What has been the key to bringing your changeup along? I know you really weren't happy with it two years ago in Hickory.
I really didn't have a changeup two years ago. I just tried to keep throwing it and get comfortable with it. It's just one of those things where I played a lot of catch with it.
And you're going to Maryland and rejoining Myrtle Beach tomorrow?
?Yeah, I'm going to go back to High-A and take it like it was tonight. I'm just going to look at it as another opportunity.
After a good finish last season, a strong spring, and a nice start here, can you talk about your confidence level and how much it has grown? It seemed like you were attacking with confidence tonight.
The confidence is huge. You don't like to think about results too much––you focus on the process and the journey. But being able to see some results and seeing the fruits of my labor pay off a little bit––I've still got a long way to go. But definitely seeing some results and getting some guys out has given me the confidence to go out there and really slow things down.
You got out to Arizona in November this year, didn't you?
Yeah, I was out there with Tanner Scheppers and living at his place. I worked with (strength and conditioning coach) Napoleon Pichardo in the offseason, and he's great. We really pushed the tempo. That's what I think is going to help me stay healthy and pitch long into games.

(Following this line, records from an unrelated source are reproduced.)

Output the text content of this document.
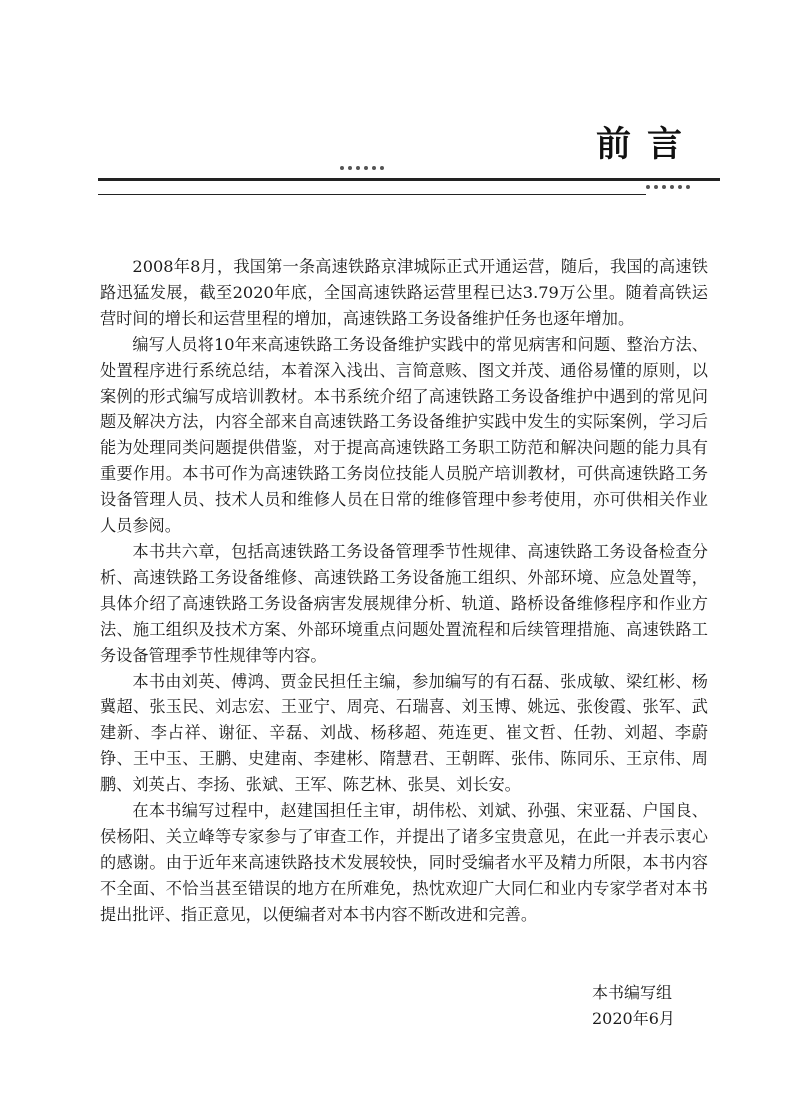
前言

2008年8月，我国第一条高速铁路京津城际正式开通运营，随后，我国的高速铁路迅猛发展，截至2020年底，全国高速铁路运营里程已达3.79万公里。随着高铁运营时间的增长和运营里程的增加，高速铁路工务设备维护任务也逐年增加。

编写人员将10年来高速铁路工务设备维护实践中的常见病害和问题、整治方法、处置程序进行系统总结，本着深入浅出、言简意赅、图文并茂、通俗易懂的原则，以案例的形式编写成培训教材。本书系统介绍了高速铁路工务设备维护中遇到的常见问题及解决方法，内容全部来自高速铁路工务设备维护实践中发生的实际案例，学习后能为处理同类问题提供借鉴，对于提高高速铁路工务职工防范和解决问题的能力具有重要作用。本书可作为高速铁路工务岗位技能人员脱产培训教材，可供高速铁路工务设备管理人员、技术人员和维修人员在日常的维修管理中参考使用，亦可供相关作业人员参阅。

本书共六章，包括高速铁路工务设备管理季节性规律、高速铁路工务设备检查分析、高速铁路工务设备维修、高速铁路工务设备施工组织、外部环境、应急处置等，具体介绍了高速铁路工务设备病害发展规律分析、轨道、路桥设备维修程序和作业方法、施工组织及技术方案、外部环境重点问题处置流程和后续管理措施、高速铁路工务设备管理季节性规律等内容。

本书由刘英、傅鸿、贾金民担任主编，参加编写的有石磊、张成敏、梁红彬、杨冀超、张玉民、刘志宏、王亚宁、周亮、石瑞喜、刘玉博、姚远、张俊霞、张军、武建新、李占祥、谢征、辛磊、刘战、杨移超、苑连更、崔文哲、任勃、刘超、李蔚铮、王中玉、王鹏、史建南、李建彬、隋慧君、王朝晖、张伟、陈同乐、王京伟、周鹏、刘英占、李扬、张斌、王军、陈艺林、张昊、刘长安。

在本书编写过程中，赵建国担任主审，胡伟松、刘斌、孙强、宋亚磊、户国良、侯杨阳、关立峰等专家参与了审查工作，并提出了诸多宝贵意见，在此一并表示衷心的感谢。由于近年来高速铁路技术发展较快，同时受编者水平及精力所限，本书内容不全面、不恰当甚至错误的地方在所难免，热忱欢迎广大同仁和业内专家学者对本书提出批评、指正意见，以便编者对本书内容不断改进和完善。

本书编写组
2020年6月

By the end of spring training, you had been out there for about five months. I have to assume you were really itching to get the regular season going.
I felt like I was in midseason form there right out of the gate. Getting into those big league games helped me out, too. I was ready to go.
After six scoreless innings tonight, were you trying to lobby for another inning in the dugout?
I didn't say that I was ready to come out, but they took me out. I think the pitch count right now for us is right around 75, so I'm just going by what they tell me to do.
Did you notice any major differences between the hitters you faced tonight versus the High-A squad in your last start?
These guys are patient. I was able to get them swinging tonight. They were aggressive just as much as I was, so I used that to my advantage. They were really going after the fastball. But, like I said, I just tried to keep it the same and go after them.
With your fastball, it seemed like you worked in the 92-93 range a lot in the later innings but amped it up late in counts to put guys away.
I try to work ahead of guys with the fastball and then pump up when I need to. I think that's what I'm going to have to do as a starter. Some freaks out there are able to really bring it every time, but I'm going to have to work on getting ahead of guys and then being able to pump it up when I can.